Reputation:
HTML:
<tbody>
<tr >
<td> Tim Cook </td>
<td class="wpsTableNrmRow" > Apple CEO
<a href:applicatiodetailaddress> all CEOs </a> // Nor required this node
</td>
</tr>
<tr >
<td> Sundar Pichai </td>
<td class="wpsTableNrmRow" > Google CEO </td>
</tr>
<tr >
<td> NoCompany </td>
<td class="wpsTableNrmRow" > NOT, DEFINED</td>
</tr>
</tbody>
Code:
applicationData = [td.text for td in webBrowser.find_elements_by_xpath('//td[@class="wpsTableNrmRow"]')]

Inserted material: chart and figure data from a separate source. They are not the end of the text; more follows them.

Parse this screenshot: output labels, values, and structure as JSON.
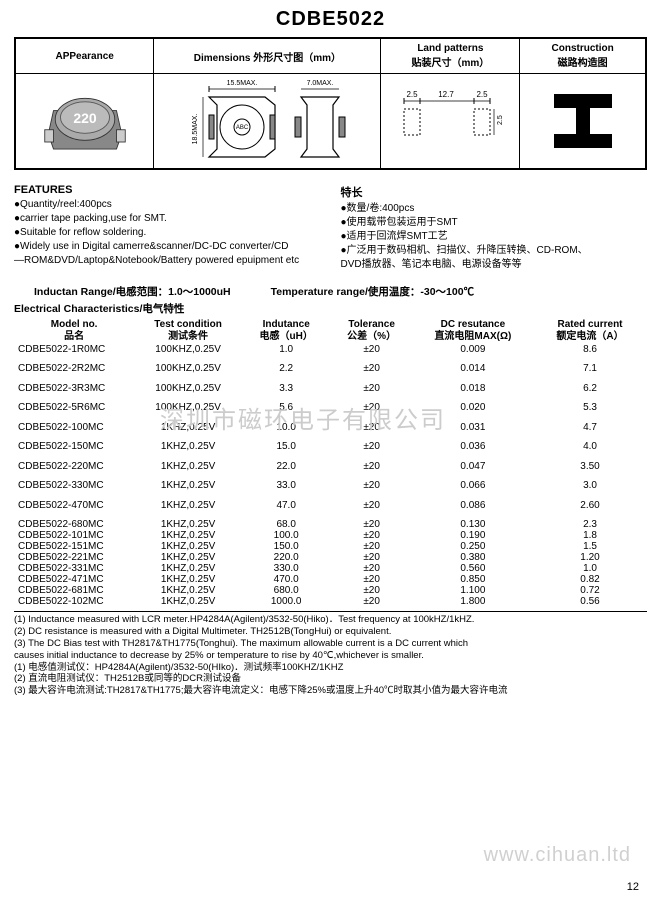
{
  "title": "CDBE5022",
  "watermark1": "深圳市磁环电子有限公司",
  "watermark2": "www.cihuan.ltd",
  "page_number": "12",
  "top_headers": {
    "appearance": "APPearance",
    "dimensions": "Dimensions 外形尺寸图（mm）",
    "land": "Land patterns\n贴装尺寸（mm）",
    "construction": "Construction\n磁路构造图"
  },
  "appearance_label": "220",
  "dims": {
    "w": "15.5MAX.",
    "h": "18.5MAX.",
    "t": "7.0MAX.",
    "abc": "ABC"
  },
  "land": {
    "a": "2.5",
    "b": "12.7",
    "c": "2.5",
    "d": "2.5"
  },
  "features": {
    "heading_en": "FEATURES",
    "heading_cn": "特长",
    "en": [
      "●Quantity/reel:400pcs",
      "●carrier tape packing,use for SMT.",
      "●Suitable for reflow soldering.",
      "●Widely use in Digital camerre&scanner/DC-DC converter/CD",
      "—ROM&DVD/Laptop&Notebook/Battery powered epuipment etc"
    ],
    "cn": [
      "●数量/卷:400pcs",
      "●使用载带包装运用于SMT",
      "●适用于回流焊SMT工艺",
      "●广泛用于数码相机、扫描仪、升降压转换、CD-ROM、",
      "DVD播放器、笔记本电脑、电源设备等等"
    ]
  },
  "range": {
    "inductance": "Inductan Range/电感范围：1.0～1000uH",
    "temperature": "Temperature range/使用温度：-30～100℃"
  },
  "elec_heading": "Electrical Characteristics/电气特性",
  "columns": [
    {
      "en": "Model no.",
      "cn": "品名"
    },
    {
      "en": "Test condition",
      "cn": "测试条件"
    },
    {
      "en": "Indutance",
      "cn": "电感（uH）"
    },
    {
      "en": "Tolerance",
      "cn": "公差（%）"
    },
    {
      "en": "DC resutance",
      "cn": "直流电阻MAX(Ω)"
    },
    {
      "en": "Rated current",
      "cn": "额定电流（A）"
    }
  ],
  "rows_spaced": [
    [
      "CDBE5022-1R0MC",
      "100KHZ,0.25V",
      "1.0",
      "±20",
      "0.009",
      "8.6"
    ],
    [
      "CDBE5022-2R2MC",
      "100KHZ,0.25V",
      "2.2",
      "±20",
      "0.014",
      "7.1"
    ],
    [
      "CDBE5022-3R3MC",
      "100KHZ,0.25V",
      "3.3",
      "±20",
      "0.018",
      "6.2"
    ],
    [
      "CDBE5022-5R6MC",
      "100KHZ,0.25V",
      "5.6",
      "±20",
      "0.020",
      "5.3"
    ],
    [
      "CDBE5022-100MC",
      "1KHZ,0.25V",
      "10.0",
      "±20",
      "0.031",
      "4.7"
    ],
    [
      "CDBE5022-150MC",
      "1KHZ,0.25V",
      "15.0",
      "±20",
      "0.036",
      "4.0"
    ],
    [
      "CDBE5022-220MC",
      "1KHZ,0.25V",
      "22.0",
      "±20",
      "0.047",
      "3.50"
    ],
    [
      "CDBE5022-330MC",
      "1KHZ,0.25V",
      "33.0",
      "±20",
      "0.066",
      "3.0"
    ],
    [
      "CDBE5022-470MC",
      "1KHZ,0.25V",
      "47.0",
      "±20",
      "0.086",
      "2.60"
    ]
  ],
  "rows_tight": [
    [
      "CDBE5022-680MC",
      "1KHZ,0.25V",
      "68.0",
      "±20",
      "0.130",
      "2.3"
    ],
    [
      "CDBE5022-101MC",
      "1KHZ,0.25V",
      "100.0",
      "±20",
      "0.190",
      "1.8"
    ],
    [
      "CDBE5022-151MC",
      "1KHZ,0.25V",
      "150.0",
      "±20",
      "0.250",
      "1.5"
    ],
    [
      "CDBE5022-221MC",
      "1KHZ,0.25V",
      "220.0",
      "±20",
      "0.380",
      "1.20"
    ],
    [
      "CDBE5022-331MC",
      "1KHZ,0.25V",
      "330.0",
      "±20",
      "0.560",
      "1.0"
    ],
    [
      "CDBE5022-471MC",
      "1KHZ,0.25V",
      "470.0",
      "±20",
      "0.850",
      "0.82"
    ],
    [
      "CDBE5022-681MC",
      "1KHZ,0.25V",
      "680.0",
      "±20",
      "1.100",
      "0.72"
    ],
    [
      "CDBE5022-102MC",
      "1KHZ,0.25V",
      "1000.0",
      "±20",
      "1.800",
      "0.56"
    ]
  ],
  "footnotes": [
    "(1) Inductance measured with LCR meter.HP4284A(Agilent)/3532-50(Hiko)．Test frequency at 100kHZ/1kHZ.",
    "(2) DC resistance is measured with a Digital Multimeter.  TH2512B(TongHui) or equivalent.",
    "(3) The DC Bias test with TH2817&TH1775(Tonghui). The maximum allowable current is a DC current which",
    "    causes initial inductance to decrease by 25% or temperature to rise by 40℃,whichever is smaller.",
    "(1) 电感值测试仪：HP4284A(Agilent)/3532-50(HIko)．测试频率100KHZ/1KHZ",
    "(2) 直流电阻测试仪：TH2512B或同等的DCR测试设备",
    "(3) 最大容许电流测试:TH2817&TH1775;最大容许电流定义：电感下降25%或温度上升40℃时取其小值为最大容许电流"
  ],
  "colors": {
    "text": "#000000",
    "background": "#ffffff",
    "watermark": "#cccccc",
    "inductor_body": "#9a9a9a",
    "inductor_dark": "#555555"
  }
}
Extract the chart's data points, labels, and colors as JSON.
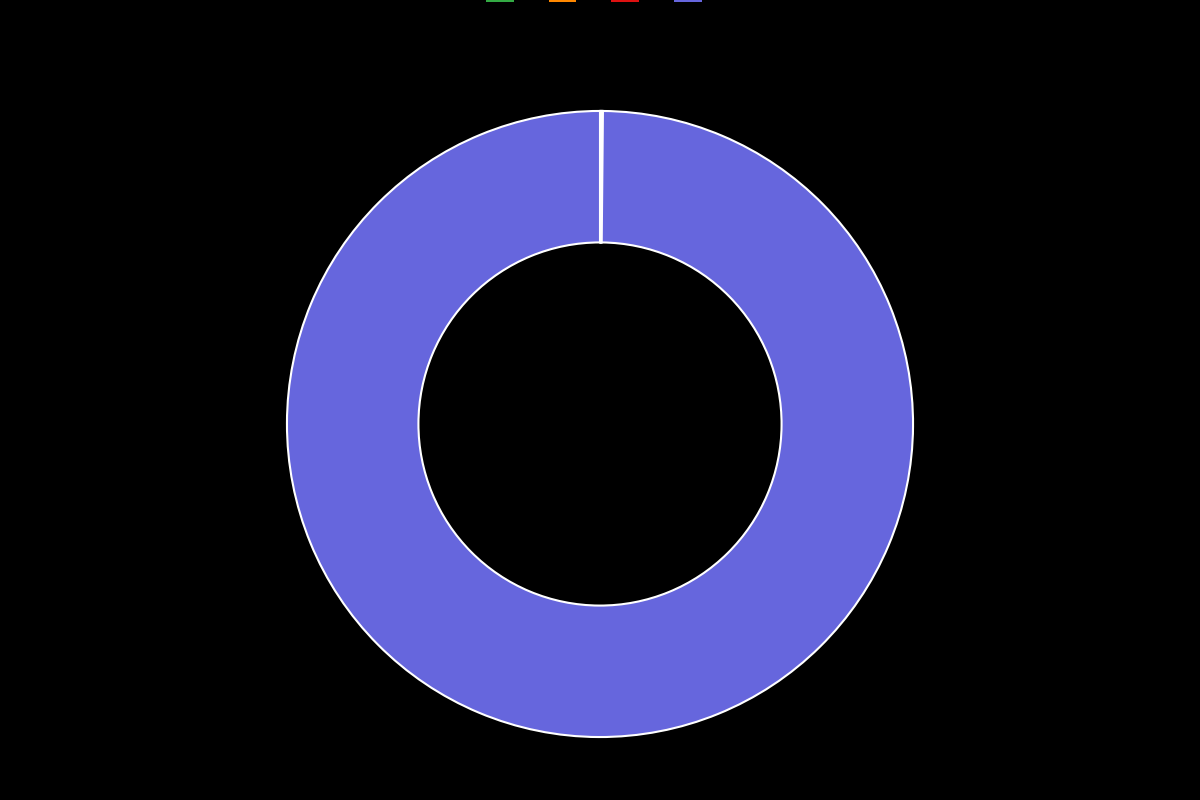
{
  "slices": [
    0.05,
    0.05,
    0.05,
    99.85
  ],
  "colors": [
    "#33aa44",
    "#ff8800",
    "#dd1111",
    "#6666dd"
  ],
  "labels": [
    "",
    "",
    "",
    ""
  ],
  "legend_colors": [
    "#33aa44",
    "#ff8800",
    "#dd1111",
    "#6666dd"
  ],
  "legend_labels": [
    "",
    "",
    "",
    ""
  ],
  "background_color": "#000000",
  "wedge_edge_color": "#ffffff",
  "wedge_linewidth": 1.5,
  "donut_width": 0.42,
  "startangle": 90,
  "figsize": [
    12,
    8
  ]
}
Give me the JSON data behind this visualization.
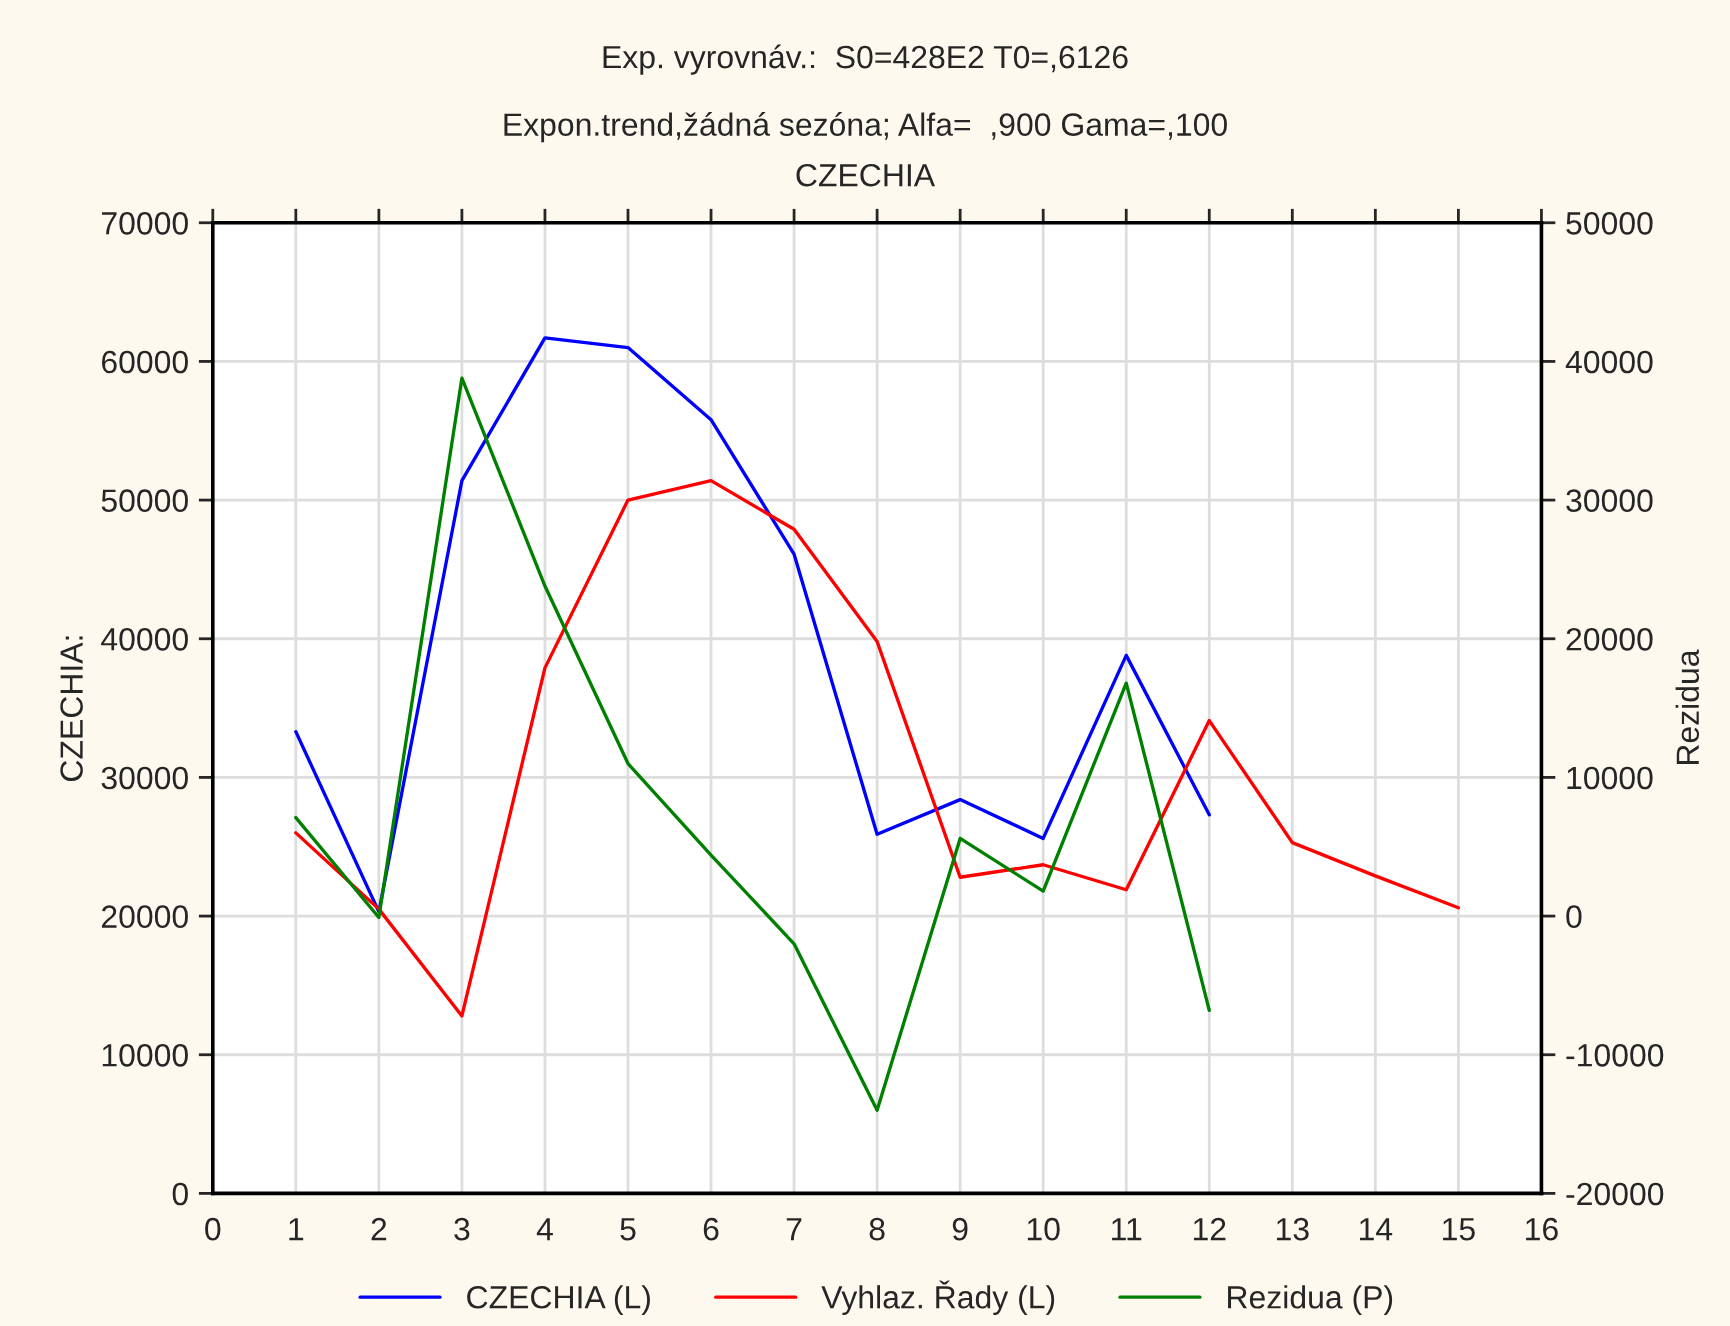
{
  "chart_data": {
    "type": "line",
    "title": "Exp. vyrovnáv.:  S0=428E2 T0=,6126",
    "subtitle": "Expon.trend,žádná sezóna; Alfa=  ,900 Gama=,100\nCZECHIA",
    "ylabel": "CZECHIA:",
    "y2label": "Rezidua",
    "x": [
      1,
      2,
      3,
      4,
      5,
      6,
      7,
      8,
      9,
      10,
      11,
      12,
      13,
      14,
      15
    ],
    "series": [
      {
        "name": "CZECHIA (L)",
        "color": "#0000ff",
        "values": [
          33300,
          20300,
          51400,
          61700,
          61000,
          55800,
          46100,
          25900,
          28400,
          25600,
          38800,
          27300,
          null,
          null,
          null
        ]
      },
      {
        "name": "Vyhlaz. Řady (L)",
        "color": "#ff0000",
        "values": [
          26000,
          20500,
          12800,
          37900,
          50000,
          51400,
          47900,
          39800,
          22800,
          23700,
          21900,
          34100,
          25300,
          22900,
          20600
        ]
      },
      {
        "name": "Rezidua (P)",
        "color": "#008000",
        "axis": "y2",
        "values": [
          7100,
          -100,
          38800,
          23800,
          11000,
          4400,
          -2000,
          -14000,
          5600,
          1800,
          16800,
          -6800,
          null,
          null,
          null
        ]
      }
    ],
    "xlim": [
      0,
      16
    ],
    "xticks": [
      0,
      1,
      2,
      3,
      4,
      5,
      6,
      7,
      8,
      9,
      10,
      11,
      12,
      13,
      14,
      15,
      16
    ],
    "ylim": [
      0,
      70000
    ],
    "yticks": [
      0,
      10000,
      20000,
      30000,
      40000,
      50000,
      60000,
      70000
    ],
    "y2lim": [
      -20000,
      50000
    ],
    "y2ticks": [
      -20000,
      -10000,
      0,
      10000,
      20000,
      30000,
      40000,
      50000
    ],
    "grid": true,
    "legend": "bottom",
    "marker": "none",
    "line_style": "solid"
  }
}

record = {'Designation': applicationData[0],
'Designation': applicationData[1],'Designation': applicationData[2]}
OUTPUT:
Designation: Apple CEO all CEOs // Not required 'all CEOs'
Designation: Google CEO
Designation: Not, DEFINED
I am scraping data from the table and the <a tag is also scraped. I don't want to scrape <a tag.
How can I do this?
I tried [td.get_attribute("textContent").split("\n")[0] for td in webBrowser.find_elements_by_xpath('//td[@class="wpsTableNrmRow" and text()!=" "]')]
OUTPUT:
Designation: Apple CEO
Designation: Google CEO
Designation: // should have value 'NOT, DEFINED'
How to get value?
Upvotes: 0
Views: 149
Reputation: 19929
applicationData = [td.get_attribute("textContent").split("\n")[0] for td in webBrowser.find_elements_by_xpath('//td[@class="wpsTableNrmRow"]')]
record = {'Designation1': applicationData[0], 'Designation2': applicationData[1]}
Try above code , here we use TextCOntent and it returns different text nodes in different lines so you can split it using "\n"
Upvotes: 1